I am pitching my tent tonight. It is 6:50pm. With the sun still bright in the clear sky the tent is too hot to settle down.
I found a few things loose on my bike. One of the bolts and a spacer for my front rack came loose and was lost. I replaced the bolt with one of the spare bolts. The spacer will be difficult to replace. Another bolt came loose that was used to fasten my rear water jug. I will have to be more careful and check all the bolts regularly.
I have to look at the map for tomorrow. I will have a strong head wind after about 10am. I planned to make Niagara ND tomorrow (80 miles) but if the wind isn’t too bad I may see if I can camp adjacent the highway near Larimore (93 miles.)

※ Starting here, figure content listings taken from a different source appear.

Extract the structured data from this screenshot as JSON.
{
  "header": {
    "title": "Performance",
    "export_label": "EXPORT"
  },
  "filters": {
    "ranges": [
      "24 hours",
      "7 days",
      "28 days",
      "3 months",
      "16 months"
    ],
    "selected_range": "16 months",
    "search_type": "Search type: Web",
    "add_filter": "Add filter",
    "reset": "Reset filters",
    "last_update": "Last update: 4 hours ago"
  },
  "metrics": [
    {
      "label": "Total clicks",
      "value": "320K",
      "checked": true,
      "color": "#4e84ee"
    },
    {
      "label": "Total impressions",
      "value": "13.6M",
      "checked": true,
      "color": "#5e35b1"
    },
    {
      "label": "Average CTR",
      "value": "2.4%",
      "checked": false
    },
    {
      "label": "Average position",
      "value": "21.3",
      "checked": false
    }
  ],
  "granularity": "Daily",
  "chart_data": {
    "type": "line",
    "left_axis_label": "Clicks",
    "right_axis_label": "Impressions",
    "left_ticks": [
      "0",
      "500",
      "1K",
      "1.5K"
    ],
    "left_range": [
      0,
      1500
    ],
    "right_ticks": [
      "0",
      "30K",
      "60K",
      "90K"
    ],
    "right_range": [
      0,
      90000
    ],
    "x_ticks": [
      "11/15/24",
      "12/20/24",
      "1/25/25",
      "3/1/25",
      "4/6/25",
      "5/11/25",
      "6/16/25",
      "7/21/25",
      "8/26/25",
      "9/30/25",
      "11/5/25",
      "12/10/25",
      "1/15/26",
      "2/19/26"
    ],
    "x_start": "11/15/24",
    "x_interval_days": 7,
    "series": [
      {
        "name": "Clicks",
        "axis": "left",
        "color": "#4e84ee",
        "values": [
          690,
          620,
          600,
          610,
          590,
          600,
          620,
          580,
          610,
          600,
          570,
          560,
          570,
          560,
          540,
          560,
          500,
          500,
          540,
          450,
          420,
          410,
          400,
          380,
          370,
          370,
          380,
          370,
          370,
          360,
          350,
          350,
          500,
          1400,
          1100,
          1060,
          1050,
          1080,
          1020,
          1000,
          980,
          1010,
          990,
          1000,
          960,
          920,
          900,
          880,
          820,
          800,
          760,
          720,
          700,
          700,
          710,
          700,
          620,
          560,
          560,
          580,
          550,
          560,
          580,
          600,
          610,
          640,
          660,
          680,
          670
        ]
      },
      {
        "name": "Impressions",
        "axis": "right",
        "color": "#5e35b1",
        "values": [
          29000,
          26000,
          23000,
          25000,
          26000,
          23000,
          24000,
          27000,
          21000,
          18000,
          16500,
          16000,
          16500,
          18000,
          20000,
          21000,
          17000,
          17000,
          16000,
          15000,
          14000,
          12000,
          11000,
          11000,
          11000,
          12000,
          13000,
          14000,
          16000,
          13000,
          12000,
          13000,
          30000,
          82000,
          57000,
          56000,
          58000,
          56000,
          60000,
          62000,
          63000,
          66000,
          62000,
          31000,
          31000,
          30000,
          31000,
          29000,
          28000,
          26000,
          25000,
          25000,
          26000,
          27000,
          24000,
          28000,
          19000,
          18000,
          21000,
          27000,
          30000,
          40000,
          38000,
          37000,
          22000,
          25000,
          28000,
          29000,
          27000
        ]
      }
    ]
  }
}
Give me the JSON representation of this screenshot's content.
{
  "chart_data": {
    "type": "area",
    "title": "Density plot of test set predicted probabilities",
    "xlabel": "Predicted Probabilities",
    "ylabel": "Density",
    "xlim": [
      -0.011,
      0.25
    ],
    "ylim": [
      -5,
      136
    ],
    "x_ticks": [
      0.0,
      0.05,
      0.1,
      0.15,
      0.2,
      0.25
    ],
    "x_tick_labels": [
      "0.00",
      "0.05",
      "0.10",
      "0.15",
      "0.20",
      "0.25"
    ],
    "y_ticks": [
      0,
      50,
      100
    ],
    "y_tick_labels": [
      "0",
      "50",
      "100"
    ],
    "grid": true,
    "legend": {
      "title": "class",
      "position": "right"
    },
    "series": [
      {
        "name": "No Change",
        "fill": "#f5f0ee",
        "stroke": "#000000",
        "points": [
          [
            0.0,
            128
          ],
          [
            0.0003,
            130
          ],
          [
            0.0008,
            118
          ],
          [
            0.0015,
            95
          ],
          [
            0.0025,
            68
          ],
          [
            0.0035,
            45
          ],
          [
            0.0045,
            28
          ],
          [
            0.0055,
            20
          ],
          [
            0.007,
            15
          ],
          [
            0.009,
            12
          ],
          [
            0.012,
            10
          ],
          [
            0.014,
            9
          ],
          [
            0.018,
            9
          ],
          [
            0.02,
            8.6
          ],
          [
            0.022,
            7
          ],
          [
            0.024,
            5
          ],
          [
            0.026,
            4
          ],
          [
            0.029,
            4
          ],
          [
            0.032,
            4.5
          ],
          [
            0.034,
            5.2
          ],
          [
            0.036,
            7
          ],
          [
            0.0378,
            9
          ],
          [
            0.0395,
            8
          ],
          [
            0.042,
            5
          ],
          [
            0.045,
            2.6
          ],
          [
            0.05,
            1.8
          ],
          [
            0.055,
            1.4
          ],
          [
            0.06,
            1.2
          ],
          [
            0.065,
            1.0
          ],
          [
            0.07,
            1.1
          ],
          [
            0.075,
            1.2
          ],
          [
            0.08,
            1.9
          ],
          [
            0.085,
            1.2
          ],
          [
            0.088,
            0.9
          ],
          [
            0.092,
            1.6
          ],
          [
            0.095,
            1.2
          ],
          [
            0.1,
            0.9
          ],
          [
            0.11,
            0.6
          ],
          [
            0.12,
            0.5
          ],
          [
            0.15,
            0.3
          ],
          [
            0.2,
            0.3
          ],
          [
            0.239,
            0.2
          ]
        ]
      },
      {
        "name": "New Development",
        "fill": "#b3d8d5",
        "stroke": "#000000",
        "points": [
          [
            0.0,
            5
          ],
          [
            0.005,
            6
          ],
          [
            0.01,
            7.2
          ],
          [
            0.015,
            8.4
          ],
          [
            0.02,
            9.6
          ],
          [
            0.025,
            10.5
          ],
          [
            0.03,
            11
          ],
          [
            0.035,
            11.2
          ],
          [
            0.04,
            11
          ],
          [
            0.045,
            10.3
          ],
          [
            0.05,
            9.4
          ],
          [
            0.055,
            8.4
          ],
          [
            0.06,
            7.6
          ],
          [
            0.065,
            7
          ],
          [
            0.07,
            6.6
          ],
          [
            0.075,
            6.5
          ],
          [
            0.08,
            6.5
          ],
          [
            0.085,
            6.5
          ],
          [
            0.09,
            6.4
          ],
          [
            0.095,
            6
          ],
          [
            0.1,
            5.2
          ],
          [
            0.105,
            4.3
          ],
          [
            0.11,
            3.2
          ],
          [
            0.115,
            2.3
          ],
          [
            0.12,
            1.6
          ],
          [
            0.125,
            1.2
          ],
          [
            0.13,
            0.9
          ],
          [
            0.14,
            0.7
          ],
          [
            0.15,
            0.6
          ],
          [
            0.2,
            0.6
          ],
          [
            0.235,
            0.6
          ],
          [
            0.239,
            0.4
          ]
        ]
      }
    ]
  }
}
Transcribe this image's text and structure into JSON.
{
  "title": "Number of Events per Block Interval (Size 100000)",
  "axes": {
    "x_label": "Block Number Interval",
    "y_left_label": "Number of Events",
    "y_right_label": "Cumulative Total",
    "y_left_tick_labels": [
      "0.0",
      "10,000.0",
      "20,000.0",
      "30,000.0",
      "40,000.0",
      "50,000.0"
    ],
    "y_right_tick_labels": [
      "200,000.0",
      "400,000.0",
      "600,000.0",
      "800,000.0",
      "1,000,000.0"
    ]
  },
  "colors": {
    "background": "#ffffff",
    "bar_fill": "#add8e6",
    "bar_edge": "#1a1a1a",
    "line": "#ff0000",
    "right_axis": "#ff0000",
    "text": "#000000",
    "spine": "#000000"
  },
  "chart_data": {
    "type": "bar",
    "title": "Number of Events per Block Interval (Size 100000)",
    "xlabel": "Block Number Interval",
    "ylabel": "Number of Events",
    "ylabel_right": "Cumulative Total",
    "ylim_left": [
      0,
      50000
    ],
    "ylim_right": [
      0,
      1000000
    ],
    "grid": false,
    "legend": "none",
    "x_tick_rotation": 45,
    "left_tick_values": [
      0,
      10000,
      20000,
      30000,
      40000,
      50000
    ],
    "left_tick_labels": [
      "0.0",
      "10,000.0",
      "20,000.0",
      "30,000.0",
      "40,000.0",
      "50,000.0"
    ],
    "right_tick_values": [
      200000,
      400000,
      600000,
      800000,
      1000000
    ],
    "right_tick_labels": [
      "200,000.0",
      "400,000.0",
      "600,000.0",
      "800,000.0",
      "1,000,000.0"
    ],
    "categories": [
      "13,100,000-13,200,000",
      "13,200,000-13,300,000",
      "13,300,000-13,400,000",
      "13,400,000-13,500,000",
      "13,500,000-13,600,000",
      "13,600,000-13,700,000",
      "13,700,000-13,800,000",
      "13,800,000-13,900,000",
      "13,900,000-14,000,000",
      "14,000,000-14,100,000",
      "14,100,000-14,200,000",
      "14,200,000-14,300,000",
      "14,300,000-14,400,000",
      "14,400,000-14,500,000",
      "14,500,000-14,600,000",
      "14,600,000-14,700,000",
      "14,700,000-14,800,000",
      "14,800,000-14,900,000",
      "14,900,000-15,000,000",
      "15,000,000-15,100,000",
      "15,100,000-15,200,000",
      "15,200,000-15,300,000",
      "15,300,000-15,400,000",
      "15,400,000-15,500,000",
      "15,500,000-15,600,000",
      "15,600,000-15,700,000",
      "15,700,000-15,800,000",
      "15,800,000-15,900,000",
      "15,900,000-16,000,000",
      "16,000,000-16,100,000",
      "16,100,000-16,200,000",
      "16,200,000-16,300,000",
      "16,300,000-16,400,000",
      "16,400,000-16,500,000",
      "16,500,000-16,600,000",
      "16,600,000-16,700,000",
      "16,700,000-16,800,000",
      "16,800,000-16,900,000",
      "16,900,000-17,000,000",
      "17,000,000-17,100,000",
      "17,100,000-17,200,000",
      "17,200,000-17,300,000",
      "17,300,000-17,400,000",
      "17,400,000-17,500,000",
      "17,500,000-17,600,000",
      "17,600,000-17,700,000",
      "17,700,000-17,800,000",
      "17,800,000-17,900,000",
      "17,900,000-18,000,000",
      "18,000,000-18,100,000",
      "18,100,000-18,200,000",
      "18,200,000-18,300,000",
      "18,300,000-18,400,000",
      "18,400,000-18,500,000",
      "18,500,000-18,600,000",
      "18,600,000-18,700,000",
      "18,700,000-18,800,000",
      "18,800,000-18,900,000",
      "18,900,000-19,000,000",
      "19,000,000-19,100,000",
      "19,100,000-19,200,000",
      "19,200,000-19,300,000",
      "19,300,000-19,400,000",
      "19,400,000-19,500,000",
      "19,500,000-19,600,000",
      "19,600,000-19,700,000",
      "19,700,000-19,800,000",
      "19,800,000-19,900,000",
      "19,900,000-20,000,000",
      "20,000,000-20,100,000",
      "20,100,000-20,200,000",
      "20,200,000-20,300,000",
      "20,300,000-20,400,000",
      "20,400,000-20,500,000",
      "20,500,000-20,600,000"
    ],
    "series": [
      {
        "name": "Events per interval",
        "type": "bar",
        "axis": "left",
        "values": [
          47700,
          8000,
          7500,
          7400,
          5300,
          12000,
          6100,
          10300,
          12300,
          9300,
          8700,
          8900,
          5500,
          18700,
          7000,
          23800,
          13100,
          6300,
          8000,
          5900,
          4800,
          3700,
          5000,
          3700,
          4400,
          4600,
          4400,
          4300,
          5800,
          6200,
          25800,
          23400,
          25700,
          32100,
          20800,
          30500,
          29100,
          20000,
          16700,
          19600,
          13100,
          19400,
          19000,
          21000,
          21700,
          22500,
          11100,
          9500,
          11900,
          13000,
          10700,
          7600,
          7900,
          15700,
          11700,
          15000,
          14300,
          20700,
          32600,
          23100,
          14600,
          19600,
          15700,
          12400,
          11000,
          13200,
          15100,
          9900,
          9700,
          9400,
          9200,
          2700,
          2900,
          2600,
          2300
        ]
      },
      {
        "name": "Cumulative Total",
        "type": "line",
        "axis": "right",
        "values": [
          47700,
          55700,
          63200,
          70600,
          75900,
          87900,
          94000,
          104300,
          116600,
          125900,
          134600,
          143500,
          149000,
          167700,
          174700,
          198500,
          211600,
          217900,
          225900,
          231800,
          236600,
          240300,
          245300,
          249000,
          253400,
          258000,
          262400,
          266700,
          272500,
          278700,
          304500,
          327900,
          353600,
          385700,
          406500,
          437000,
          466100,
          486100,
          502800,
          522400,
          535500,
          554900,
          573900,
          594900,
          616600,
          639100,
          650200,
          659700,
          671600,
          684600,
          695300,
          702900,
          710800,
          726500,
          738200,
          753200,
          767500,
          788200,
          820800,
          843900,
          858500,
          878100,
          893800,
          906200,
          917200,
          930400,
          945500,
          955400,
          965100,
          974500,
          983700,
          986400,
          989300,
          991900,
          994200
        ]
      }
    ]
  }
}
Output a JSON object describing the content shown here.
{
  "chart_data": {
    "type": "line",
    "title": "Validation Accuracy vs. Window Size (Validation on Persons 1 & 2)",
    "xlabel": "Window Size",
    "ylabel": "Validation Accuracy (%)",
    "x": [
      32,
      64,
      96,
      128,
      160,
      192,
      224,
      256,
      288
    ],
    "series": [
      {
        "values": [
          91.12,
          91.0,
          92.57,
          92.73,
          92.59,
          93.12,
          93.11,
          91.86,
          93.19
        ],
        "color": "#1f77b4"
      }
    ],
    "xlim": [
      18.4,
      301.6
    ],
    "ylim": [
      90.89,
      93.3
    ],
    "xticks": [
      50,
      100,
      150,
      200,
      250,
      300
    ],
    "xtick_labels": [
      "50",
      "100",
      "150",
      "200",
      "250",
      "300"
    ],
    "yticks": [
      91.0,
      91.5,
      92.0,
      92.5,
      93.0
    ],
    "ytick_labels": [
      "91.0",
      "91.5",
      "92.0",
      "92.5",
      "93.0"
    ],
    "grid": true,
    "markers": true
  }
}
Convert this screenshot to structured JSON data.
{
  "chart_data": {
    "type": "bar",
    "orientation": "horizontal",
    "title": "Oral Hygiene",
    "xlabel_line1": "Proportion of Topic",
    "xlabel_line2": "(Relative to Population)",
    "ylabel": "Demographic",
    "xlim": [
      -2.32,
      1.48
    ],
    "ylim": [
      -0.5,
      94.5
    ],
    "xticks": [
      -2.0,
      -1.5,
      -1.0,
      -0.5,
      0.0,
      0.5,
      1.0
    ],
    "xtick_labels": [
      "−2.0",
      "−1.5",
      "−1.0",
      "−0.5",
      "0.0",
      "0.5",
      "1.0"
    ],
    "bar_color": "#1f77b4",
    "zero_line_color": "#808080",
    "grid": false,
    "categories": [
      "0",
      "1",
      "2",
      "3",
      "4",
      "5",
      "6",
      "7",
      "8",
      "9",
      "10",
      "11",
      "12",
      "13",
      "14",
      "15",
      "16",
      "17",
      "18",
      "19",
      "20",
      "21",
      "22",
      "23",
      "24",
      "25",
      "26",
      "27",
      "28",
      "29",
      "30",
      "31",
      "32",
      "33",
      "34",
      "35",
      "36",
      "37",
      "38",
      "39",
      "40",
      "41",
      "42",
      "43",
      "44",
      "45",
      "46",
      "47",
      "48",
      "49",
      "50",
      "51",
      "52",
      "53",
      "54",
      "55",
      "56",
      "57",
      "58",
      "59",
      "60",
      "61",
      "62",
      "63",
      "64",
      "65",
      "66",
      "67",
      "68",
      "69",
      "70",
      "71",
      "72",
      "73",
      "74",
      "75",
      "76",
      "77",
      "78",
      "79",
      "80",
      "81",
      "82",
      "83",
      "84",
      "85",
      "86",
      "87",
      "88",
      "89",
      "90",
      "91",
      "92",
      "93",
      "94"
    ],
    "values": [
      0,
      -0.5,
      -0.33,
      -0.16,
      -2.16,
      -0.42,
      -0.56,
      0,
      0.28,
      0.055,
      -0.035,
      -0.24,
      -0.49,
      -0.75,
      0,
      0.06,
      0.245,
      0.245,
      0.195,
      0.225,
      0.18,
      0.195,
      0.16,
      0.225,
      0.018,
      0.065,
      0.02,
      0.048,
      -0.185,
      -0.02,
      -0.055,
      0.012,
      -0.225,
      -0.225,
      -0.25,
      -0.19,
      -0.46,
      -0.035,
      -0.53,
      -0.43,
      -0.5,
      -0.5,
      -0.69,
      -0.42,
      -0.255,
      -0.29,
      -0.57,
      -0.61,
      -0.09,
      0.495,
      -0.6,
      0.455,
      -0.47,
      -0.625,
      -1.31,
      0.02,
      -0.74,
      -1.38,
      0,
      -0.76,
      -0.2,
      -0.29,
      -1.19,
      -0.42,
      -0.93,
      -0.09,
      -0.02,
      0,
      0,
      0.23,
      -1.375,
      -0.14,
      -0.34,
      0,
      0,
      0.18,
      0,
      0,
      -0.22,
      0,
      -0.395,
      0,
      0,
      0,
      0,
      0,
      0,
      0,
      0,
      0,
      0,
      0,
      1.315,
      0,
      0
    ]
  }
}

I think Leeds is a typical American prairie town. I have an impression that the American towns are more prosperous. Stores, restaurants and accommodation are cleaner and better maintained in North Dakota along Highway 2 at least. The whole economy where I’ve been is based on some sort of farming.
I think there is a high premium on “large” genes. It might have something to do with three or four generations of farming in tough conditions. None of the locals here were shorter than 6 feet. I am speculating here… the runts all ran away and ran the banks in Chicago. Who know’s they may have found Steinbeck’s Kate. Then their offspring caused the market crash of 2008. Voila – the genesis of two new species – evolution!